Luckily, I had my many astronomy books to keep me awake. Yeah, I was a nut-head about that kind of stuff, but it proved useful that night. After all, how many times can one get excited about Jules Bergman applying a blowtorch to some metal mock-up of the command module to show us mindless viewers how a heat shield actually worked? (What gets me is they kept on doing this for every Apollo launch. Maybe old Jules was a pyromaniac?)
So, who was the other person who managed to stay awake? My uncle, who lost track of time in his never ending fit to get the slide camera just right. He intended to record the milestone by taking a picture of it. Several times during the long evening, when it appeared Neil Armstrong was about ready to enter the eons, my uncle would end his feverish fidgeting and pose still, bent over and face buried in the back of the camera. Following a few anxious minutes of holding a sweaty finger over the shuttle release, he’d suddenly panic, realizing he forgot to take the lens cap off. This went on all night. By the time the astronauts climbed down the LEM’s (remember that acronym?) ladder, my uncle was more than ready for a good night’s rest. He clicked away and went to sleep.
I stayed up through the night for the analysis. To this day, I don’t know if the picture ever came out. Maybe it did, but by 1969 most of the family knew it was time to leave whenever my uncle brought out his slide projector (although I always thought those vacation pictures were kind of interesting). In either case, the slide shows generally never made it past 1965 (we had to view them in chronological order) when the projector’s light would invariably burn out.
I guess I have one more important memory from the early years of the age of space exploration. Of course I admit I was much younger then and more easily impressed, but I really enjoyed all those Tang commercials. Heck, I was so loyal I even tried Grape Tang when it first came out. I drank Tang religiously in those years. It represented my small part in America’s space program.

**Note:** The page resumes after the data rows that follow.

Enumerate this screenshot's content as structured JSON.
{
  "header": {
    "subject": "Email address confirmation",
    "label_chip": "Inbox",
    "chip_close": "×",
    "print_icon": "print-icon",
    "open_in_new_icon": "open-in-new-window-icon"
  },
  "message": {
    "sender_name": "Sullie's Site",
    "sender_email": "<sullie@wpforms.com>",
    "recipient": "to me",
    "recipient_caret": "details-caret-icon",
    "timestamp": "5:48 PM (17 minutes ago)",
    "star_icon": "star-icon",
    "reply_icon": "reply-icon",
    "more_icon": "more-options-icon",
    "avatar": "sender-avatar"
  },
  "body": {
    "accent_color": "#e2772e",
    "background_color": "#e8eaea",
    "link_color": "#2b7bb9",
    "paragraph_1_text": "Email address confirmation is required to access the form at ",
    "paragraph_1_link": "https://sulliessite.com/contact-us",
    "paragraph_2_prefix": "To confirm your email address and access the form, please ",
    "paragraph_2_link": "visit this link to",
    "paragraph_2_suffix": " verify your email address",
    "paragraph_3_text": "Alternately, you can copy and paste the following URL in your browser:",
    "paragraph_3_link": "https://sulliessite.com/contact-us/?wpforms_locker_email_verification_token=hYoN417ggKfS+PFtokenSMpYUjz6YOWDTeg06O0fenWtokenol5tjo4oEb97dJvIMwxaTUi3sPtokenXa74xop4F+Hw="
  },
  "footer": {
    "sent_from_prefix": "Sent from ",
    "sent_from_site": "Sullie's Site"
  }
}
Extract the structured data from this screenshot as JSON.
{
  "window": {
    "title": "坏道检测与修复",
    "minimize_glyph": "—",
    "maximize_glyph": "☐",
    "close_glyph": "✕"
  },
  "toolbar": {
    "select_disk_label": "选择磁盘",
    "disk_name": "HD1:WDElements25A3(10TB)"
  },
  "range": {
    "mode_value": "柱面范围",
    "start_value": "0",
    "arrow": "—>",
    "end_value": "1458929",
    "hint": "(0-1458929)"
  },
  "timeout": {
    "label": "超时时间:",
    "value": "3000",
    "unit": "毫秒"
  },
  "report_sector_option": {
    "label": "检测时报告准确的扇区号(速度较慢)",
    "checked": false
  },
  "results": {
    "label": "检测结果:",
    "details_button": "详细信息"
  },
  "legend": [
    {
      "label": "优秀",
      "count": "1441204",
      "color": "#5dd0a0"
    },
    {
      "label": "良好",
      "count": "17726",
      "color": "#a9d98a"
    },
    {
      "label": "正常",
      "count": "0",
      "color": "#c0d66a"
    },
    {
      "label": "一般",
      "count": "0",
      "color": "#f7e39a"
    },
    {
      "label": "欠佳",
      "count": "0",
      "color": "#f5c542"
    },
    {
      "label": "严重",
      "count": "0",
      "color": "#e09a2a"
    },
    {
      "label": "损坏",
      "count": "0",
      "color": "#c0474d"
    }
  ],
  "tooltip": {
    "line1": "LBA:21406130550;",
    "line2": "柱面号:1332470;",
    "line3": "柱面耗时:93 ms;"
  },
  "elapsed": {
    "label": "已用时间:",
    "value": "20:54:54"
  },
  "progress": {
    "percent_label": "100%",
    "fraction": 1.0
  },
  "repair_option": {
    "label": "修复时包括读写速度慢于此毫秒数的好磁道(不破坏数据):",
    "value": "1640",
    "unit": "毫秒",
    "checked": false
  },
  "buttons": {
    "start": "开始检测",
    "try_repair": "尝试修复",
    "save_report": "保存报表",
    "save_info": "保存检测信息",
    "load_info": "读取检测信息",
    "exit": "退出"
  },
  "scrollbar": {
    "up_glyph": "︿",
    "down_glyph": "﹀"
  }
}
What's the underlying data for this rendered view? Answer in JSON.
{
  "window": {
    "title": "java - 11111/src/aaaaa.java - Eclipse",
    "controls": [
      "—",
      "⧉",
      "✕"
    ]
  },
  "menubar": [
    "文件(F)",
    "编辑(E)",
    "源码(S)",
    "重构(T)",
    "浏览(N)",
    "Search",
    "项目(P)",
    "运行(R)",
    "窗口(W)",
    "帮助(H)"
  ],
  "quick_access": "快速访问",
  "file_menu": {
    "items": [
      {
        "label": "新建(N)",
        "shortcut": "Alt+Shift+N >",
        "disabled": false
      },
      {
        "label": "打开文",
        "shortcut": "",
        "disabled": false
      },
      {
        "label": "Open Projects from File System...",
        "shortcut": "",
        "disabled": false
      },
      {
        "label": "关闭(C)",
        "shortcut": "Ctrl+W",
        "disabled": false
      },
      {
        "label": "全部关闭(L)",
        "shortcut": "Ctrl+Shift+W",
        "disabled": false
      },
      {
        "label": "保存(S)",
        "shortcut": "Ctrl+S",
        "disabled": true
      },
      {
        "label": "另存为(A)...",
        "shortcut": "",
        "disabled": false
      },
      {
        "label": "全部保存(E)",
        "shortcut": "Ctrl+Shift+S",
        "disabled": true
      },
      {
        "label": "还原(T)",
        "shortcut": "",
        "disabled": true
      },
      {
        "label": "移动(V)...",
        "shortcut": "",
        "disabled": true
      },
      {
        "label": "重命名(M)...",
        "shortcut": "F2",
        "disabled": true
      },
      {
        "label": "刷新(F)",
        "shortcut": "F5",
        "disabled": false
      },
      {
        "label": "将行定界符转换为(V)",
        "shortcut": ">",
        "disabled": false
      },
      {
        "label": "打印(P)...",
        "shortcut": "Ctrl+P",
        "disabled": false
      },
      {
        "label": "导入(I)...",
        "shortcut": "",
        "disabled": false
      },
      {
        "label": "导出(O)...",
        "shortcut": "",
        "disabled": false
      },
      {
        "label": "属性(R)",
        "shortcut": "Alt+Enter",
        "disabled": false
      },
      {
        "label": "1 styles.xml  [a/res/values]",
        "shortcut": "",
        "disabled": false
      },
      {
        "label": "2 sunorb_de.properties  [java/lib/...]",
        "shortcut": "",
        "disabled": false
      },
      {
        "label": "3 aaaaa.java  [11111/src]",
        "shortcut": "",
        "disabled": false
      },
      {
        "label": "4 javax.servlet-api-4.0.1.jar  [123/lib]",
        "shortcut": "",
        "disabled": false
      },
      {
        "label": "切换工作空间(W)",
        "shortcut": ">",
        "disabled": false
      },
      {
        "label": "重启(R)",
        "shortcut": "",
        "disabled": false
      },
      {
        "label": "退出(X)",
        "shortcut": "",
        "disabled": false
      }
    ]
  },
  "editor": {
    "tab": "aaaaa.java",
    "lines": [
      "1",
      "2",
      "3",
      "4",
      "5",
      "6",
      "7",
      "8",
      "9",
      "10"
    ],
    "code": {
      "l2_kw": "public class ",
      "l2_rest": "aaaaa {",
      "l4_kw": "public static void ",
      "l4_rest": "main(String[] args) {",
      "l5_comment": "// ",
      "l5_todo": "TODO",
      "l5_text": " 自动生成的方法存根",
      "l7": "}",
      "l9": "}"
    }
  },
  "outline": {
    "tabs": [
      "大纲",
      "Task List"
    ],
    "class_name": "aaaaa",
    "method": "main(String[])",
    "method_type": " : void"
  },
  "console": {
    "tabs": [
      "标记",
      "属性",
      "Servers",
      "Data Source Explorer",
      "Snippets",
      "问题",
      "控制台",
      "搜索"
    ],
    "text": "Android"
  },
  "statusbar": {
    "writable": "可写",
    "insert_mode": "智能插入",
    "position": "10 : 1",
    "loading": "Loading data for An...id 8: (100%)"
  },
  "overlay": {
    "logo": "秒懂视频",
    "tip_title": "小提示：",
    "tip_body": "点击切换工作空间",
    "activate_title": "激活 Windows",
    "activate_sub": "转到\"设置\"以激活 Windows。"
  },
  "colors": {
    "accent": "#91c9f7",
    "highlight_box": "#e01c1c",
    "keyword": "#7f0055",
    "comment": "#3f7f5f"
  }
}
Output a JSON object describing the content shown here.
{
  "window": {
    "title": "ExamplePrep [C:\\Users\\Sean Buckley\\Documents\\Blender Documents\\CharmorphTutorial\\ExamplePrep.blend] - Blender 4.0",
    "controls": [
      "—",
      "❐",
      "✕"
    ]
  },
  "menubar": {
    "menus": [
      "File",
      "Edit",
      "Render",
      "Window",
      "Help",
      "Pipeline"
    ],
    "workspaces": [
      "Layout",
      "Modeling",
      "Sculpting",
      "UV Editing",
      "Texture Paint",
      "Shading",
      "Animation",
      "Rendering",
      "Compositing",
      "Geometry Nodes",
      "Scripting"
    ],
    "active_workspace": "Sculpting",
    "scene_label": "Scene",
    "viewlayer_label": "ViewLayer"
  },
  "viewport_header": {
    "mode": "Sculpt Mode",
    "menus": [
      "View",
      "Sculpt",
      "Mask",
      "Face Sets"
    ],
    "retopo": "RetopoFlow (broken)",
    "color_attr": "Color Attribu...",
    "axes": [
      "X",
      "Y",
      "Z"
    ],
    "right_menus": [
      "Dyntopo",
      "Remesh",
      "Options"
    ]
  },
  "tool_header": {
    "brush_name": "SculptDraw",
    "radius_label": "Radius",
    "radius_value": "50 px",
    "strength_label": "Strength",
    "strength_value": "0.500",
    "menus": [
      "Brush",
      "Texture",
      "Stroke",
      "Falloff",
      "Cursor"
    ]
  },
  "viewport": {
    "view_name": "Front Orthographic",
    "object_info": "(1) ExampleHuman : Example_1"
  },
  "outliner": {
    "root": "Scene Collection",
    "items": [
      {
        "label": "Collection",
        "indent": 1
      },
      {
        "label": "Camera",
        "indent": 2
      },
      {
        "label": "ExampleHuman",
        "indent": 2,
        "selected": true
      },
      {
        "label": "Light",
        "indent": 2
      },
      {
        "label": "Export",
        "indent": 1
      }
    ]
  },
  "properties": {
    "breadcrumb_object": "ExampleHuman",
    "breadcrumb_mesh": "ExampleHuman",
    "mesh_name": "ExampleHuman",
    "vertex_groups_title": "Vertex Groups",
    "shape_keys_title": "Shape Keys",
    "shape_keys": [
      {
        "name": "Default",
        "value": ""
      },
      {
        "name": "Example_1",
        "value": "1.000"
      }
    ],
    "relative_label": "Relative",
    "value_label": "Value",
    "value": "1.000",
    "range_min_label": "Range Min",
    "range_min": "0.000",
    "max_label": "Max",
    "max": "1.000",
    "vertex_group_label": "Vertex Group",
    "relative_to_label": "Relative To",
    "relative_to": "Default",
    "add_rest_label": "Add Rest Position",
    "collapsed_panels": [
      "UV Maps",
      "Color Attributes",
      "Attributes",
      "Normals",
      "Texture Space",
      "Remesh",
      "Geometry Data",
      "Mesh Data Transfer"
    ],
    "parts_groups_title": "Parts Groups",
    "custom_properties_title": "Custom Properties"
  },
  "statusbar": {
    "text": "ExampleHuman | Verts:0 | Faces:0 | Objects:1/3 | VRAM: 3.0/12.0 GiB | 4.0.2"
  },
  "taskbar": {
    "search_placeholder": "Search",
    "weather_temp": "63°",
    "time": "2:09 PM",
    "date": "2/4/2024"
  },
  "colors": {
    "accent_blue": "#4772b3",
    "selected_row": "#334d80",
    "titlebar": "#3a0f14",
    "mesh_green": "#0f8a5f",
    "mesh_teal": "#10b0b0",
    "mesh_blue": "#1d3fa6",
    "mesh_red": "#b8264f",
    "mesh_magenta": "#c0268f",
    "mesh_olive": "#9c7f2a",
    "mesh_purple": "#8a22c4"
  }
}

To this day I continue to drink Tang, although I usually wait until it goes on sale. I always go to the National Air & Space Museum whenever I’m in Washington, DC. I even dabble as a sometime lecturer in the field of astronomy and stargazing (as one of the Sentinel’s subscribers is witnessing first hand).
Stargazing. That’s a good word. To gaze suggests to look intently with a steady eye. It also means to look with a sense of wonder and amazement. The stars sparkle, far removed from our everyday existence. They represent the next step in our evolution. In a way, we are all stargazers.
Last Week #17: Curse Those Romantic Subplots! (originally published July 13, 1989)
Next Week #19: Fear and Loathing on Route 65 (originally published July 27, 1989)
[What is this and why is here? See Interested in Discovering My Time Machine? for more details.]
Author’s Comment: For a much better write up of this, go to AstronomyTop100.com and look under #1 in the top ten. But don’t go there yet. Well, you could go there, but we’ve just started counting down from 100. Guess you’ll have to wait. Sorry.
This piece originally appeared on the twentieth anniversary of Apollo 11’s landing on the moon and Neil Armstrong’s first steps into the lunar dust. By the way, I still believe man’s destiny inevitability lies in the stars (and beyond) as much as I did 21 years ago when I first wrote this and 41 years ago when I first witnessed these events. Only, today, unlike 21 years ago and 40 years ago, I fear the first space colonists won’t be speaking English as their native tongue.